One of the unanticipated joys of our visit was simply taking a water taxi across the Grand Harbour to visit the Malta Maritime Museum, home of the largest known Roman anchor, as well as myriad objects and tales of sailing ships from the Age of Nelson, when Britain’s Royal Navy ran Napoleon off and made Malta its Mediterranean hub for the next 150 years. On one side of the harbor was a giant cruise ship; on the other were age-old stone buildings and the filming location of Gladiator (2000).
Around all of our sightseeing, we made plenty of time for leisurely meals of vegan couscous at the hip Soul Food, wood-fired pizza at airy Margo’s, and langoustine pasta and seared duck breast with orange gel and foie gras bonbons—yes, goose liver wrapped in chocolate—at the stylish Michael’s.
The Catholic Church still has an outsized presence on Malta. At night, from the balconies of our rooms at the Phoenicia, we watched the fireworks celebrating saints’ days bloom silently above ornate, brightly lit churches across Marsamxett Harbour. Set on 7½ acres with a swimming pool also looking out onto the harbor, the Phoenicia was our constant refuge.
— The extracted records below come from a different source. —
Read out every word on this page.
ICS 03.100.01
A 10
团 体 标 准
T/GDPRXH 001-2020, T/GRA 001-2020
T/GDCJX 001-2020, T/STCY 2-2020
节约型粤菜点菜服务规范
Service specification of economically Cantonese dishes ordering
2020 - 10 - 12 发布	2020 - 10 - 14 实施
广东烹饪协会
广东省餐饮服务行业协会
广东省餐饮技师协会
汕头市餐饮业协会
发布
Built in the late ’30s of Maltese limestone (polished so smooth inside that no plaster was needed), it was converted into an RAF headquarters and bombed by the Germans in WWII, one wing getting blitzed by a hundred or so bombs in a single horrific air raid. Rebuilt after the war, the city’s grandest hotel, with an art deco feel inside, has since hosted such glitterati as Joaquin Phoenix (while filming Gladiator), Queen Elizabeth II and visiting diplomats and dignitaries.
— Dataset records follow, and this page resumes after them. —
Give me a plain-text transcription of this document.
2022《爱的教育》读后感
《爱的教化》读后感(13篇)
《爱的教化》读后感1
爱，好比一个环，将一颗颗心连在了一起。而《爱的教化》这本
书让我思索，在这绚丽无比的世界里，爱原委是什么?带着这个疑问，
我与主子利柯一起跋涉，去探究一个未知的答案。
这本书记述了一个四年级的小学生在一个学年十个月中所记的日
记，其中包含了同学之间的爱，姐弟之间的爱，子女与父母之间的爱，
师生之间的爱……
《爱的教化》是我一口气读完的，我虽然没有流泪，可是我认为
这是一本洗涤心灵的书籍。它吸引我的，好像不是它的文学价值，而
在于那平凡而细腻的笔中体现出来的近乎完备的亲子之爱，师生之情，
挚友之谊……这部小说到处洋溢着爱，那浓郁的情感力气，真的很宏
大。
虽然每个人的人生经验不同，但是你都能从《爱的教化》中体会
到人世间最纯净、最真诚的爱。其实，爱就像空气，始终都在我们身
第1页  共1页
On several day trips, we visited a prehistoric stone temple and Mdina, a well-preserved medieval town built by Maltese nobles and the Knights of Malta, the site of the island’s capital dating back to Roman times. But the most memorable was a cruise on a motorized teak sailboat around the three islands. The girls stretched out on the deck and sunbathed, and we all swam in Paradise Bay, whose crystal clear waters lap Malta’s most scenic beach but, alas, are also home to some wicked jellyfish that left welts on my back. The cruise gave us a comprehensive view of Malta, including its impressive (American-made) desalination plant and burgeoning fish farms, which produce tuna, sea bass and sea bream, maybe even for the restaurant where we would eat that night. Drinks were served on the sunset homeward leg, and impromptu dancing broke out on the decks among the happy voyagers.